From the perspective of the Wolfram Physics Project, the continuous structures that define modern physics, such as Hilbert spaces and partial differential equations, are essentially "low-resolution" models. While they are useful for calculation, they are not fundamental. Instead, the "high-resolution" reality is a finite, discrete structure governed by integral bilinear forms on Z-modules (a structure mentioned in The Stacks Project). Of course, this is not a theorem, but a consequence of an assumption about nature called the physical Church-Turing thesis, formulated by David Deutsch [1] and Stephen Wolfram [2] the same year (1985).
[1] Deutsch, David. "Quantum theory, the Church–Turing principle and the universal quantum computer." Proceedings of the Royal Society of London. A. Mathematical and Physical Sciences 400.1818 (1985): 97-117.
[2] Wolfram, Stephen. "Undecidability and intractability in theoretical physics." Physical Review Letters 54.8 (1985): 735.

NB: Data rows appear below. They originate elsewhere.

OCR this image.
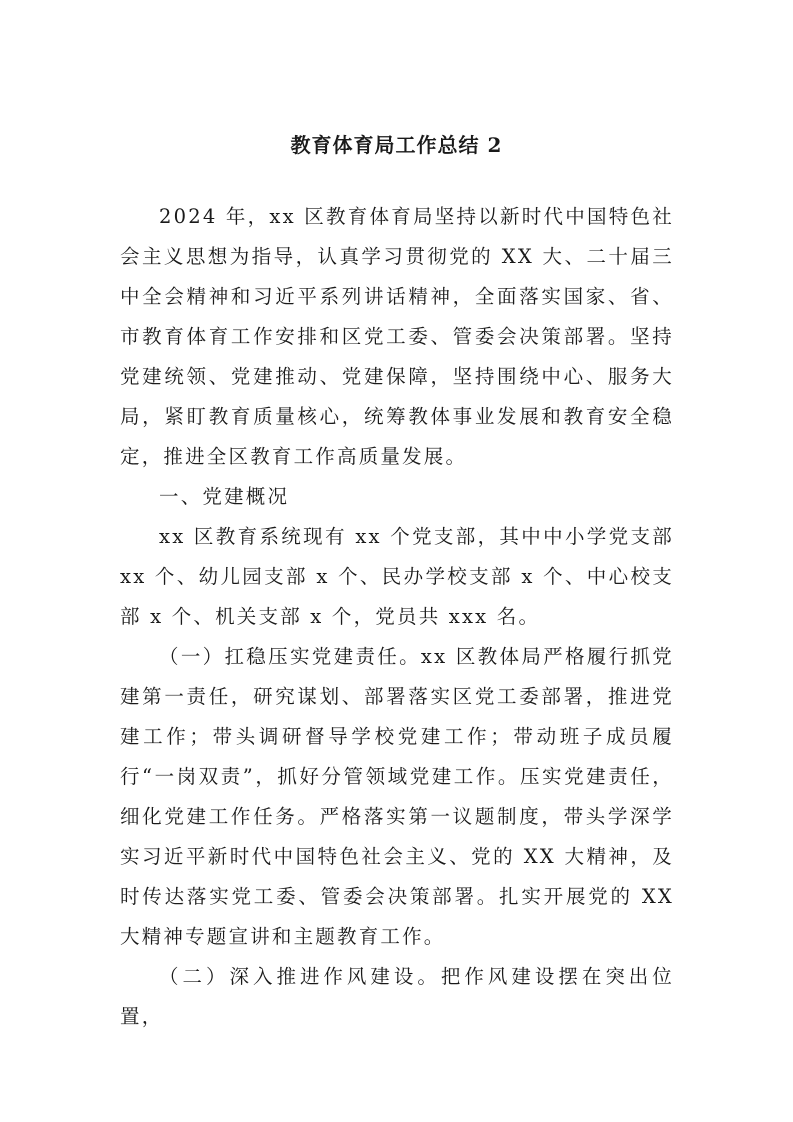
教育体育局工作总结 2

2024 年，xx 区教育体育局坚持以新时代中国特色社会主义思想为指导，认真学习贯彻党的 XX 大、二十届三中全会精神和习近平系列讲话精神，全面落实国家、省、市教育体育工作安排和区党工委、管委会决策部署。坚持党建统领、党建推动、党建保障，坚持围绕中心、服务大局，紧盯教育质量核心，统筹教体事业发展和教育安全稳定，推进全区教育工作高质量发展。

一、党建概况

xx 区教育系统现有 xx 个党支部，其中中小学党支部 xx 个、幼儿园支部 x 个、民办学校支部 x 个、中心校支部 x 个、机关支部 x 个，党员共 xxx 名。

（一）扛稳压实党建责任。xx 区教体局严格履行抓党建第一责任，研究谋划、部署落实区党工委部署，推进党建工作；带头调研督导学校党建工作；带动班子成员履行“一岗双责”，抓好分管领域党建工作。压实党建责任，细化党建工作任务。严格落实第一议题制度，带头学深学实习近平新时代中国特色社会主义、党的 XX 大精神，及时传达落实党工委、管委会决策部署。扎实开展党的 XX 大精神专题宣讲和主题教育工作。

（二）深入推进作风建设。把作风建设摆在突出位置，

| Feature | Stephen Wolfram | David Deutsch |
|---|---|---|
| Core Thesis | Physical processes are computations; physical prediction is fundamentally limited by undecidability. | The Church-Turing principle is a law of physics. Only a quantum computer can simulate all finite physical systems. |
| Primary Concept | Computational Irreducibility: Complex systems cannot be "shortcut" by predictive equations; their evolution must be explicitly simulated. | Universal Quantum Computer: A physical device that extends the Turing machine by utilizing quantum superposition and entanglement. |
| The Continuum | Viewed as a computationally reducible, "low-resolution" approximation of a fundamentally discrete reality. | The classical continuum (real numbers) makes exact simulation by a classical Turing machine impossible, necessitating a quantum model. |
| Mathematical Tool | Cellular Automata / Discrete Rule Sets | Hilbert Space / Unitary Operators / Qubits. |
| Philosophical Shift | From "Solving Equations Analytically" to Observing Emergent Rules via Simulation. | From "Abstract Mathematical Logic" to Computation as a Physical Process. |
| View on Complexity | Complexity (and apparent randomness) arises from computationally irreducible rule evolution. | Complexity is redefined by quantum parallelism; quantum systems can perform probabilistic tasks exponentially faster than classical restrictions. |
| Legacy | The Wolfram Physics Project and the concept of the multicomputational Ruliad. | The birth of Quantum Computing and modern Quantum Information Theory. |
If the word Ruliad is new to you... well, this is the Ruliad
What I’m trying to understand is how the mathematical structures discussed in The Stack Project might be generated, at least approximately, by the Ruliad (the entangled limit of all possible computations). See “What Is The Ruliad?” by Stephen Wolfram for further context.
Why do I want to do this? Out of simple curiosity. There might be applications to the theory of complex systems (it is too early to think of applications, because even the theory of the Ruliad is still in its infancy).